3) Information – Educate about social: increase social media literacy at all levels of the organization. It doesn’t have to go through expensive training programs: MOOCs abound that offer free alternatives. Leverage conferences and communities of practice for benchmark, education & networking. Train the Legal, Compliance, Communication departments to the opportunities of social. Make use of visual tools such as mind mapping and infographics to ease understanding.
4) Culture – Impact the corporate leadership culture. Connecting the social transformation effort with HR processes is critical. Something has to change in the way HR operates, both as a condition and a result of the change.

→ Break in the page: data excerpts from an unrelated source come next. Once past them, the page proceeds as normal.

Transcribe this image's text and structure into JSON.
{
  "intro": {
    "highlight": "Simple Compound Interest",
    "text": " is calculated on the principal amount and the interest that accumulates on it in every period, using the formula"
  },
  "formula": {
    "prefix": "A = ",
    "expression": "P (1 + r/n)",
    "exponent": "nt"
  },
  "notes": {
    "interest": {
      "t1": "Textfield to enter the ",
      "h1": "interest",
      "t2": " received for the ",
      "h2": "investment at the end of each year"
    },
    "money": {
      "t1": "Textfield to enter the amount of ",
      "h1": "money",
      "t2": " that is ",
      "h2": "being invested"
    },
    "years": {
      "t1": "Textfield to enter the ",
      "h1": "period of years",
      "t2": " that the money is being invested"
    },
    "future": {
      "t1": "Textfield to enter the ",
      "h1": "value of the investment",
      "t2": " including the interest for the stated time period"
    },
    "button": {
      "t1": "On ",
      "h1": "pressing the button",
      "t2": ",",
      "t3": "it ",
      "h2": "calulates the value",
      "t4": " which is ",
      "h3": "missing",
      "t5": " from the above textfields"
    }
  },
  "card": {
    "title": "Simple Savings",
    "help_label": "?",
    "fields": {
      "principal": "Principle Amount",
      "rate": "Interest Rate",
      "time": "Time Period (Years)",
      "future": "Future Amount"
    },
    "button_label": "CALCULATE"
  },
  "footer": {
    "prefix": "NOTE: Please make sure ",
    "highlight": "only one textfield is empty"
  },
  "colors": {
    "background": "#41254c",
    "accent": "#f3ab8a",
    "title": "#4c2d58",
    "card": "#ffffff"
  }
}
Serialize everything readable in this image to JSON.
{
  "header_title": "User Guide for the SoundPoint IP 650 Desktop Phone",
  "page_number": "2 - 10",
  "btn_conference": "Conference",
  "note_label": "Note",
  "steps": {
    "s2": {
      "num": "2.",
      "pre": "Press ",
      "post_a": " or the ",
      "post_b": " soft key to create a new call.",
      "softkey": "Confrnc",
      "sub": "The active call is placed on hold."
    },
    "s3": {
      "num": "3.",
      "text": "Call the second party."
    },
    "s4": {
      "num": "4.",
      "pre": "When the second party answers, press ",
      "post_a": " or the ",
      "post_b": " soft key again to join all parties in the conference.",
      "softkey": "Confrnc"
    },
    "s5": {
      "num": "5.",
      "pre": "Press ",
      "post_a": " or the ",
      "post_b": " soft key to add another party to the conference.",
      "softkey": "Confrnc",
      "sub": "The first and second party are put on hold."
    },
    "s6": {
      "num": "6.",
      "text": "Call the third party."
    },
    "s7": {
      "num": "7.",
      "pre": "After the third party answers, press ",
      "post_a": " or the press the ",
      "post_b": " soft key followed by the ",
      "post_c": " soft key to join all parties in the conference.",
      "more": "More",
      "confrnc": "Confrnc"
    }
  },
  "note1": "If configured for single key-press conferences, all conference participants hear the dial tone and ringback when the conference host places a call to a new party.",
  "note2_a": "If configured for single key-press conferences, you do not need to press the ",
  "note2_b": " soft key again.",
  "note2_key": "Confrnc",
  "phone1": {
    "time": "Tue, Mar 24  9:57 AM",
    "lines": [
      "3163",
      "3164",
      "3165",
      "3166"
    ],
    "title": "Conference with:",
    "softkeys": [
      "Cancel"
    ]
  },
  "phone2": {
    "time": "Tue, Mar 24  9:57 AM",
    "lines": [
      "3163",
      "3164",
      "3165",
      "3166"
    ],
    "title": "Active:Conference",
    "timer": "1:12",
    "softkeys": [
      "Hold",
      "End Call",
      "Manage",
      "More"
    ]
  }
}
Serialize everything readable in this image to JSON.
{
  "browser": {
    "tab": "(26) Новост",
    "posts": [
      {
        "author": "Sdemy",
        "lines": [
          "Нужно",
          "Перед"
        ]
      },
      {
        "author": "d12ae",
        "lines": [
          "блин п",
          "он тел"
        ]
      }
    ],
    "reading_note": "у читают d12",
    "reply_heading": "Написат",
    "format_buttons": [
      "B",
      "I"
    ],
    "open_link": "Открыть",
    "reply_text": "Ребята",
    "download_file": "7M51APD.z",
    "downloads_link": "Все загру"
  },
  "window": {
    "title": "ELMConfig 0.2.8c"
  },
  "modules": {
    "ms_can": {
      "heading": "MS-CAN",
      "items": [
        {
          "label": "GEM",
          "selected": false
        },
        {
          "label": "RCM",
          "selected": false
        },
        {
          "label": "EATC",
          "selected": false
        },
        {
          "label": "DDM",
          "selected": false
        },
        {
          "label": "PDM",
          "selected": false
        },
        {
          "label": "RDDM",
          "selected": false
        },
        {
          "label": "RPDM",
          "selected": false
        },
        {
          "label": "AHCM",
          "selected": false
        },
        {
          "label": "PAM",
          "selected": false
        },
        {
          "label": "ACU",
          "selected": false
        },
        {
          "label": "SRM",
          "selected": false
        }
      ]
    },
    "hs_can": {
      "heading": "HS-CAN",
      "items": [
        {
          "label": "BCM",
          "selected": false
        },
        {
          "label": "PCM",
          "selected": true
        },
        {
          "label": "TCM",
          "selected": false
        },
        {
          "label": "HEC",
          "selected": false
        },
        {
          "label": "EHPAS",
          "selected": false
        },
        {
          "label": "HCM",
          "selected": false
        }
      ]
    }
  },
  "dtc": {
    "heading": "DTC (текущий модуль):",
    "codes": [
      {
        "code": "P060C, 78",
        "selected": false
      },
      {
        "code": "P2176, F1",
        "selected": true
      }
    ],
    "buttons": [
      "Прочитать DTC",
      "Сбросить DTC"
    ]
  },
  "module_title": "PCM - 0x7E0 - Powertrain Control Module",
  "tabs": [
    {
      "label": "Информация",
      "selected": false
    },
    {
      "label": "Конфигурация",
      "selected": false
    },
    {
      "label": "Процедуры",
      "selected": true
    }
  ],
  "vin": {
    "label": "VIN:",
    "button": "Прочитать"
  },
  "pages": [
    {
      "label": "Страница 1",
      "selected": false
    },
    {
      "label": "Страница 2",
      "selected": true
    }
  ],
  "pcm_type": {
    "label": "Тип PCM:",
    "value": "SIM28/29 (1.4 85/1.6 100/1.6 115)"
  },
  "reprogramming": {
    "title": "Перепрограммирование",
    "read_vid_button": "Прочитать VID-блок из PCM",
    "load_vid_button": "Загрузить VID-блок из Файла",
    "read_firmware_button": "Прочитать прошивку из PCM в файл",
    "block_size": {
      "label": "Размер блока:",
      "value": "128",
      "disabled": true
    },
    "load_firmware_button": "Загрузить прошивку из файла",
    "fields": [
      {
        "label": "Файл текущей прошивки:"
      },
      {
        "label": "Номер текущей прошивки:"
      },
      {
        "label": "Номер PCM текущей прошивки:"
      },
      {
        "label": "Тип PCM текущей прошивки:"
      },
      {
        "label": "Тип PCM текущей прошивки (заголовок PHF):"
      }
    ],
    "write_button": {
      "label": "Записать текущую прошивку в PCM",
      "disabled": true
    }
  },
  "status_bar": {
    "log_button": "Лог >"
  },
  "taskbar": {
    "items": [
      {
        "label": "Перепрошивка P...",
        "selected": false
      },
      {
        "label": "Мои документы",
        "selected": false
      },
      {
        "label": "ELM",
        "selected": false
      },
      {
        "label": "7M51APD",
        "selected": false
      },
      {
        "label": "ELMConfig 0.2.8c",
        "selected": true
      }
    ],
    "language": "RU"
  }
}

This is no small task: training HR to social, working with them on management culture change, revisiting talent identification (to support internal social leaders and disruptive thinkers) and performance management (to reward collaboration rather than competition), seriously improving leadership diversity, implementing workplace flexibility, etc. The leadership team also has to be specifically trained and supported. Having them write a collective internal blog about their journey into social media could be a good idea.
5) Enterprise 2.0 – Develop collaboration networks. This is about tools and using them well. Assess existing tools and improve their likability. Enable collaborative & social platforms, move away from predominantly email-based working culture. Shine the light on community managers (it’s high time to recognize the value of this job) and support their skill building.
6) Success Metrics – Monitor selected performance indicators, since organizations don’t just go social for the mere sake of it. Beside classical KPIs (number of employees on internal social networks, of active users, of active communities…), a few new indicators should be considered: top leaders’ activity on internal social networks as well as external social media, speakers’ bureau activity, number of HR processes improved, mentions of the organization as a social company in the media, and so forth.
Internal social transformation is a critical challenge for companies, because it is the condition for them to succeed with their customers. As Susan Scrupski states it, “organizations must evolve beyond industrial age management structures and practices in order to prepare for a future that is predicated on agility, responsiveness, and distributed leadership”.
Thoughts, ideas? I’d love to hear your suggestions so as to help organizations become social.